Overall sentiment is mixed but leans positive on frontline staff, amenities, and value. A large number of reviews praise the caregiving teams, dining service, cleanliness, and the facility’s atmosphere. Many residents and family members describe the staff as friendly, caring, and attentive; they note quick emergency response and individualized attention. The community’s appearance and setting receive repeated compliments — reviewers describe a mansion-like, well-decorated interior with wide hallways, a fireplace, and pleasant outdoor areas including patios, gardens, fishing and barbecue spots. Renovations and apartment upgrades (new carpeting, countertops, and appliances) and ongoing repainting/remodeling are also repeatedly mentioned, contributing to an impression of a property that is being maintained and improved.
Dining, activities, and amenities are strong, frequently cited positives. Several reviewers emphasize all-day/flexible dining with coffee, juice, snacks, and quick meal service, and many call out the variety of menu choices and high quality of food. The activity calendar is described as full — with weekly trips, many onsite events, and a social, homey environment that residents enjoy. Additional conveniences such as on-site physical therapy (reported effective), an on-site beauty shop, errand assistance, and staff help with benefits are noted as meaningful value-adds. A consistent theme is affordability: multiple reviewers describe the community as among the least expensive or the best value in the Columbus area.
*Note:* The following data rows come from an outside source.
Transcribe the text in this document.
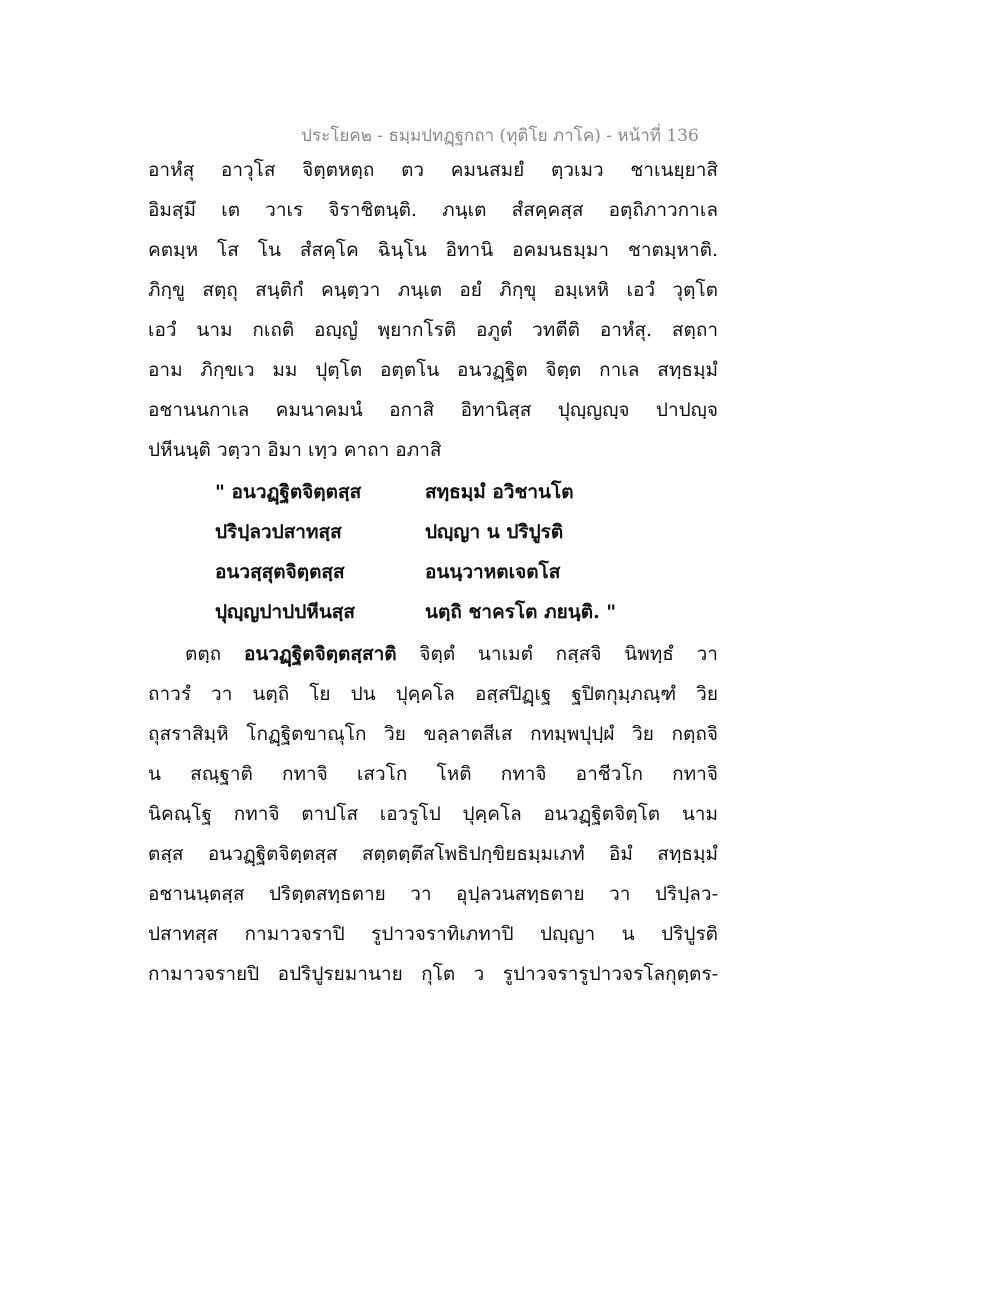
ประโยค๒ - ธมฺมปทฏฺฐกถา (ทุติโย ภาโค) - หน้าที่ 136
อาหํสุ อาวุโส จิตฺตหตฺถ ตว คมนสมยํ ตฺวเมว ชาเนยฺยาสิ
อิมสฺมึ เต วาเร จิราชิตนฺติ. ภนฺเต สํสคฺคสฺส อตฺถิภาวกาเล
คตมฺห โส โน สํสคฺโค ฉินฺโน อิทานิ อคมนธมฺมา ชาตมฺหาติ.
ภิกฺขู สตฺถุ สนฺติกํ คนฺตฺวา ภนฺเต อยํ ภิกฺขุ อมฺเหหิ เอวํ วุตฺโต
เอวํ นาม กเถติ อญฺญํ พฺยากโรติ อภูตํ วทตีติ อาหํสุ. สตฺถา
อาม ภิกฺขเว มม ปุตฺโต อตฺตโน อนวฏฺฐิต จิตฺต กาเล สทฺธมฺมํ
อชานนกาเล คมนาคมนํ อกาสิ อิทานิสฺส ปุญฺญญฺจ ปาปญฺจ
ปหีนนฺติ วตฺวา อิมา เทฺว คาถา อภาสิ
" อนวฏฺฐิตจิตฺตสฺส	สทฺธมฺมํ อวิชานโต
ปริปฺลวปสาทสฺส	ปญฺญา น ปริปูรติ
อนวสฺสุตจิตฺตสฺส	อนนฺวาหตเจตโส
ปุญฺญปาปปหีนสฺส	นตฺถิ ชาครโต ภยนฺติ. "
ตตฺถ อนวฏฺฐิตจิตฺตสฺสาติ จิตฺตํ นาเมตํ กสฺสจิ นิพทฺธํ วา
ถาวรํ วา นตฺถิ โย ปน ปุคฺคโล อสฺสปิฏฺเฐ ฐปิตกุมฺภณฺฑํ วิย
ถุสราสิมฺหิ โกฏฺฐิตขาณุโก วิย ขลฺลาตสีเส กทมฺพปุปฺผํ วิย กตฺถจิ
น สณฺฐาติ กทาจิ เสวโก โหติ กทาจิ อาชีวโก กทาจิ
นิคณฺโฐ กทาจิ ตาปโส เอวรูโป ปุคฺคโล อนวฏฺฐิตจิตฺโต นาม
ตสฺส อนวฏฺฐิตจิตฺตสฺส สตฺตตฺตึสโพธิปกฺขิยธมฺมเภทํ อิมํ สทฺธมฺมํ
อชานนฺตสฺส ปริตฺตสทฺธตาย วา อุปฺลวนสทฺธตาย วา ปริปฺลว-
ปสาทสฺส กามาวจราปิ รูปาวจราทิเภทาปิ ปญฺญา น ปริปูรติ
กามาวจรายปิ อปริปูรยมานาย กุโต ว รูปาวจรารูปาวจรโลกุตฺตร-
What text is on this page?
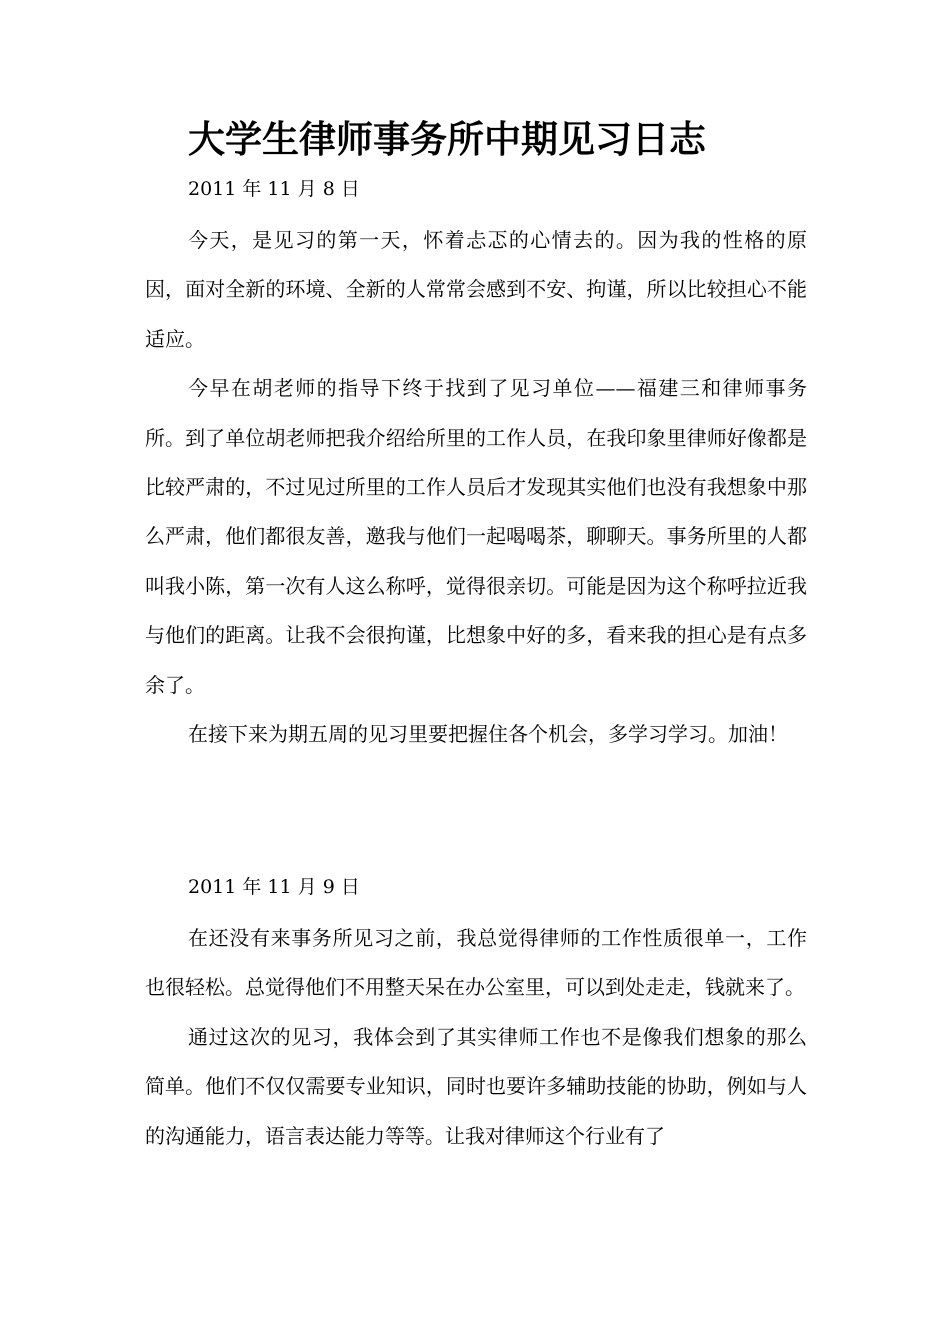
大学生律师事务所中期见习日志
2011 年 11 月 8 日

今天，是见习的第一天，怀着忐忑的心情去的。因为我的性格的原因，面对全新的环境、全新的人常常会感到不安、拘谨，所以比较担心不能适应。

今早在胡老师的指导下终于找到了见习单位——福建三和律师事务所。到了单位胡老师把我介绍给所里的工作人员，在我印象里律师好像都是比较严肃的，不过见过所里的工作人员后才发现其实他们也没有我想象中那么严肃，他们都很友善，邀我与他们一起喝喝茶，聊聊天。事务所里的人都叫我小陈，第一次有人这么称呼，觉得很亲切。可能是因为这个称呼拉近我与他们的距离。让我不会很拘谨，比想象中好的多，看来我的担心是有点多余了。

在接下来为期五周的见习里要把握住各个机会，多学习学习。加油！

2011 年 11 月 9 日

在还没有来事务所见习之前，我总觉得律师的工作性质很单一，工作也很轻松。总觉得他们不用整天呆在办公室里，可以到处走走，钱就来了。

通过这次的见习，我体会到了其实律师工作也不是像我们想象的那么简单。他们不仅仅需要专业知识，同时也要许多辅助技能的协助，例如与人的沟通能力，语言表达能力等等。让我对律师这个行业有了
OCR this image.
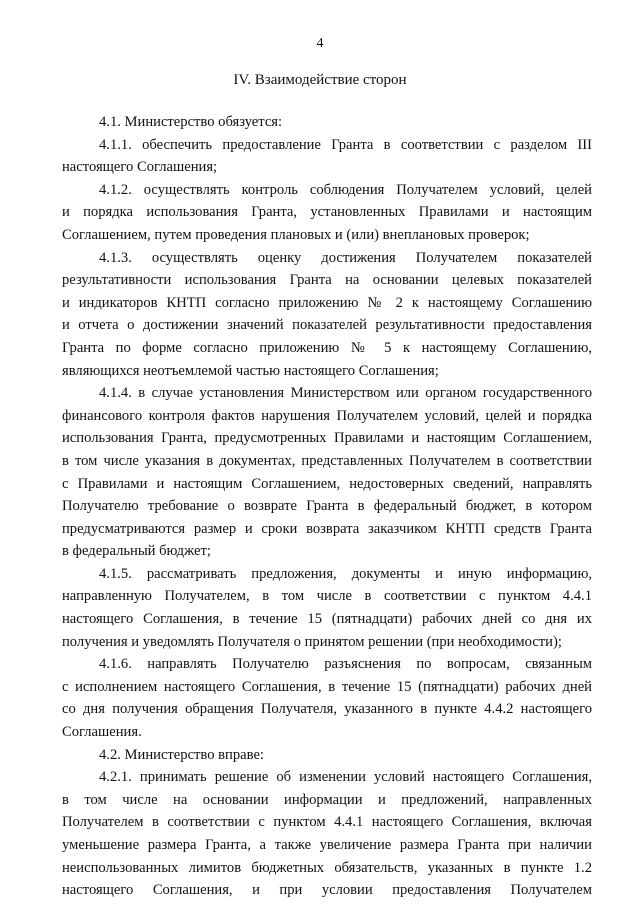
4
IV. Взаимодействие сторон
4.1. Министерство обязуется:
4.1.1. обеспечить предоставление Гранта в соответствии с разделом III
настоящего Соглашения;
4.1.2. осуществлять контроль соблюдения Получателем условий, целей
и порядка использования Гранта, установленных Правилами и настоящим
Соглашением, путем проведения плановых и (или) внеплановых проверок;
4.1.3. осуществлять оценку достижения Получателем показателей
результативности использования Гранта на основании целевых показателей
и индикаторов КНТП согласно приложению № 2 к настоящему Соглашению
и отчета о достижении значений показателей результативности предоставления
Гранта по форме согласно приложению № 5 к настоящему Соглашению,
являющихся неотъемлемой частью настоящего Соглашения;
4.1.4. в случае установления Министерством или органом государственного
финансового контроля фактов нарушения Получателем условий, целей и порядка
использования Гранта, предусмотренных Правилами и настоящим Соглашением,
в том числе указания в документах, представленных Получателем в соответствии
с Правилами и настоящим Соглашением, недостоверных сведений, направлять
Получателю требование о возврате Гранта в федеральный бюджет, в котором
предусматриваются размер и сроки возврата заказчиком КНТП средств Гранта
в федеральный бюджет;
4.1.5. рассматривать предложения, документы и иную информацию,
направленную Получателем, в том числе в соответствии с пунктом 4.4.1
настоящего Соглашения, в течение 15 (пятнадцати) рабочих дней со дня их
получения и уведомлять Получателя о принятом решении (при необходимости);
4.1.6. направлять Получателю разъяснения по вопросам, связанным
с исполнением настоящего Соглашения, в течение 15 (пятнадцати) рабочих дней
со дня получения обращения Получателя, указанного в пункте 4.4.2 настоящего
Соглашения.
4.2. Министерство вправе:
4.2.1. принимать решение об изменении условий настоящего Соглашения,
в том числе на основании информации и предложений, направленных
Получателем в соответствии с пунктом 4.4.1 настоящего Соглашения, включая
уменьшение размера Гранта, а также увеличение размера Гранта при наличии
неиспользованных лимитов бюджетных обязательств, указанных в пункте 1.2
настоящего Соглашения, и при условии предоставления Получателем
However, there are recurring and serious concerns centered on management and staffing changes that create variability in the resident experience. Several reviewers describe a change in management or new ownership/investor-driven decisions that led to staff cuts, fewer caregivers on duty (one reviewer says caregiving staff was cut in half and only one RA on duty), removal of RNs or clinical oversight, and even the removal of activities. Some reviewers go further, alleging that the community is not licensed or not regulated by the state — claims that should be independently verified by families. These changes are associated with reports of inconsistent care, insufficient resident attention, and, in extreme accounts, abusive management and residents feeling trapped. Multiple comments also single out executive leadership: while some praise the director and sales staff (including named individuals), other reviews criticize the executive director as money-focused, not visible, or abusive.
Quality control and staff training gaps appear as a secondary pattern: a few reviewers report inconsistent staff competence (difficulty with motion sensors, TV remotes, and lighting controls), and others describe variability in kitchen quality (several say the food is excellent while at least one reviewer calls kitchen staff subpar and meals not chef-prepared). There are also reports of internal drama among employees that some former staff or reviewers say affected morale and work environment. Taken together, these comments point to experience variation by shift, by which manager is on duty, or as the result of recent operational changes.
What emerges is a dual narrative: many families and residents strongly recommend the community for its staff, value, cleanliness, food, activities, and pleasant setting — often saying their loved one "loves the food" and enjoys the activities — while several other reviewers sound a clear warning about recent management/ownership changes that appear to have reduced staffing, removed services, or degraded clinical oversight. For prospective families this means the community offers substantial strengths (friendly caregiving staff, robust activity program, good food, attractive facility, and affordability), but also carries documented risks tied to administrative and staffing instability.
Practical next steps for anyone considering GreenTree at Westwood based on these reviews: verify current management and any recent ownership changes; ask for up-to-date staffing ratios (especially RN coverage and night shift coverage); request recent state inspection and licensing records to confirm regulatory status; review the current activity calendar and dining samples in person; and speak with multiple families or residents about recent changes. These steps will help confirm whether the positive, well-staffed, activity-rich experience many reviewers describe is the consistent reality now, or whether some of the negative reports about cuts and management-driven changes are still affecting daily life.